The only Andrew Lloyd Webber work I'd heard in its entirety prior to this was Jesus Christ Superstar. This is pretty cheesy (that aspect peaking at the badly dated synth orchestration in the title song). Also a little heavy on that not--quite-music, half sung/half spoken exposition thing you get in musicals. Not really my thing, but it held together, I could understand the story pretty well from the songs alone (a basic familiarity with the story helped there), and I did listen through the whole thing.
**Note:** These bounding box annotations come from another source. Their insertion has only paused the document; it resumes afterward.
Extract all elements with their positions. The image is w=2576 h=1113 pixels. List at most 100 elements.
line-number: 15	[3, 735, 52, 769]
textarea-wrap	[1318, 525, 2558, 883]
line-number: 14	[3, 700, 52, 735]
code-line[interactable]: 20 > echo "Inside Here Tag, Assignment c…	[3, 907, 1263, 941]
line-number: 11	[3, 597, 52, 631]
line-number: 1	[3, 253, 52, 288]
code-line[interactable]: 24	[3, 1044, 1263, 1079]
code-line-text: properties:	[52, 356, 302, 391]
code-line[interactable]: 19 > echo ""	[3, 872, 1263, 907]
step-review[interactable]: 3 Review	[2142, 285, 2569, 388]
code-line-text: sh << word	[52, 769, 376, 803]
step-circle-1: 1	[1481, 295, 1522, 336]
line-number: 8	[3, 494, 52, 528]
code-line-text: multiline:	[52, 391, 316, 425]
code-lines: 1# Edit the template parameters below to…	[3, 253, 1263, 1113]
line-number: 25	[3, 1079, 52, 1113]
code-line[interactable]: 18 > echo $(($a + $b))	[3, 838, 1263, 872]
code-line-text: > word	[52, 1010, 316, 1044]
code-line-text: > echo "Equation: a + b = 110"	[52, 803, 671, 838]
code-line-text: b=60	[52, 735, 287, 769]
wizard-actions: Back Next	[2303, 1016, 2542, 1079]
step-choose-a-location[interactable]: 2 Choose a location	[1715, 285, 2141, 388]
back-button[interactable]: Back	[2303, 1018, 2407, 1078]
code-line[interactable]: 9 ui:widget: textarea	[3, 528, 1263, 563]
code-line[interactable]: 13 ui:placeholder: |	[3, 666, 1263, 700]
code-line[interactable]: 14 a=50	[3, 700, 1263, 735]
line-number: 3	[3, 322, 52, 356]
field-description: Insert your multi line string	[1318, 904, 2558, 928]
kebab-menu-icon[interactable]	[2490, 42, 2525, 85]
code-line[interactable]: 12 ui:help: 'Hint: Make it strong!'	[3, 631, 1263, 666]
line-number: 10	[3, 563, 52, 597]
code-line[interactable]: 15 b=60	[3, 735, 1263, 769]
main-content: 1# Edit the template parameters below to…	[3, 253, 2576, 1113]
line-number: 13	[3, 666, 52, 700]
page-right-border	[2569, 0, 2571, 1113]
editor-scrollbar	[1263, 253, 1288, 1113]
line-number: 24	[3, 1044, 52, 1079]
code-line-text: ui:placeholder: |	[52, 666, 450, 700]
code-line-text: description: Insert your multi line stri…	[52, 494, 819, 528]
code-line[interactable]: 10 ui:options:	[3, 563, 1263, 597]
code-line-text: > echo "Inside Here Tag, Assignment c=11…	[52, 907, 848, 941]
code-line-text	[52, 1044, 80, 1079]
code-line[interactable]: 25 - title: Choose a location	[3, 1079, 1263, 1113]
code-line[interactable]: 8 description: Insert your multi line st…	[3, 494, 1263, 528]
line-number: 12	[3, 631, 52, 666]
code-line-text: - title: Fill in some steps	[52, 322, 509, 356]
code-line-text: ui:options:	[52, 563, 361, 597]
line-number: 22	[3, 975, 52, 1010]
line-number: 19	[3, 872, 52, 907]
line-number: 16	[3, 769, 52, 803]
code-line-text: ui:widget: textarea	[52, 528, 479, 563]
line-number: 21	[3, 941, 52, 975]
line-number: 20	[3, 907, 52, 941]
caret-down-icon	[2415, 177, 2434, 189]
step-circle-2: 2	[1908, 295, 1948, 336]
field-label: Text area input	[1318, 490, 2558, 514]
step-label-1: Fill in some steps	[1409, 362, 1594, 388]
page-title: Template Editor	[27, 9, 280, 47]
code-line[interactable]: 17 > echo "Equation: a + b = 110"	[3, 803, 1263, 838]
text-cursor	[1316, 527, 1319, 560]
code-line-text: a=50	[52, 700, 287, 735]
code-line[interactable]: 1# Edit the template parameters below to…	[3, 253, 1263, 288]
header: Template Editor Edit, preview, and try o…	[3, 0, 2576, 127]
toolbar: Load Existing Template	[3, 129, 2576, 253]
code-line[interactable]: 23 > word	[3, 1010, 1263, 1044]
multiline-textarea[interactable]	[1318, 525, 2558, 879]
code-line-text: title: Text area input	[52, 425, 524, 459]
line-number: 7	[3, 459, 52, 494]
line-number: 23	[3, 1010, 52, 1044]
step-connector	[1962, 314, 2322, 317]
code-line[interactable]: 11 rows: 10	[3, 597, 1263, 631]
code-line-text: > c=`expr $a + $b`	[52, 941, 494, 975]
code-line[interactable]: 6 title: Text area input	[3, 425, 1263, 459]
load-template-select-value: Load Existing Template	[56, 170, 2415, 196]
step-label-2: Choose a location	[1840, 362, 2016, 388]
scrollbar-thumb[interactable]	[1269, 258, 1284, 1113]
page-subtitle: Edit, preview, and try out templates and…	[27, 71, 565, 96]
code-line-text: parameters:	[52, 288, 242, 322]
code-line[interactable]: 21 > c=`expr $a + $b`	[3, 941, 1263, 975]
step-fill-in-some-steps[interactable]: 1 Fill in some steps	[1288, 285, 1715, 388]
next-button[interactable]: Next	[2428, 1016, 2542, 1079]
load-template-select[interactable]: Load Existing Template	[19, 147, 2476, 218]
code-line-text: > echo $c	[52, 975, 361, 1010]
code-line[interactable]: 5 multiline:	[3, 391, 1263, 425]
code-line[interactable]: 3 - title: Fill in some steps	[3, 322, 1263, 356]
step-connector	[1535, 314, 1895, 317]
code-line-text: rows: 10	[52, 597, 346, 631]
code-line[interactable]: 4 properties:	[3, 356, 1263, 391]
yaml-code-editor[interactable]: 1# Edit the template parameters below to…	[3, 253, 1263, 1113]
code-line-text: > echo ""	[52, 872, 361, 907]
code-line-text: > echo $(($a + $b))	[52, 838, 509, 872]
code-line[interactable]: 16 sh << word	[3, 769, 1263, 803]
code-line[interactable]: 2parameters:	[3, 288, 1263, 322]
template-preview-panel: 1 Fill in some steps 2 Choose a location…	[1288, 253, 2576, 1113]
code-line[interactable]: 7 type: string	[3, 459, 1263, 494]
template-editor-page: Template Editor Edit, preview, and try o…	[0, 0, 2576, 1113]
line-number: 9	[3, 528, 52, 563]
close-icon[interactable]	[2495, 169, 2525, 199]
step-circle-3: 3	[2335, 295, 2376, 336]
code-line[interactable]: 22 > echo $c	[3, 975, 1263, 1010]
It’s 2020. My youngest child has just started school and I’ve gone back to work, working from home of course. I need noise to work, but my husband is also working from home so I have to use headphones. Choosing music every day gets really tedious so I start doing the 1001 albums list, but this kills about an hour a day. I start wanting something more narrative but audiobooks aren’t conducive to good concentration. That’s where musicals come in.
Music ✅
Story ✅
I’m in.
I’ve always been a fan of musicals but only the ones I knew (Les Mis, Grease, Cabaret, Chicago etc). I start to expand my horizons and find a rich seam of wonderful options by a variety of artists.
And then there’s Andrew Lloyd Webber. Starlight Express was a masterpiece (don’t get me started on the latest version), Evita and Jesus Christ Superstar I won’t hear a word against.
And there’s Phantom, the musical that people rave about, so I jump in, excited at the prospect of a long album.
What a load of tosh. The story is intriguing but the music is jarring. Other musicals you can listen to and enjoy without the visuals, but I feel Phantom needs the action to make it make sense (see also Cats).
Not a great album to showcase musicals in my opinion.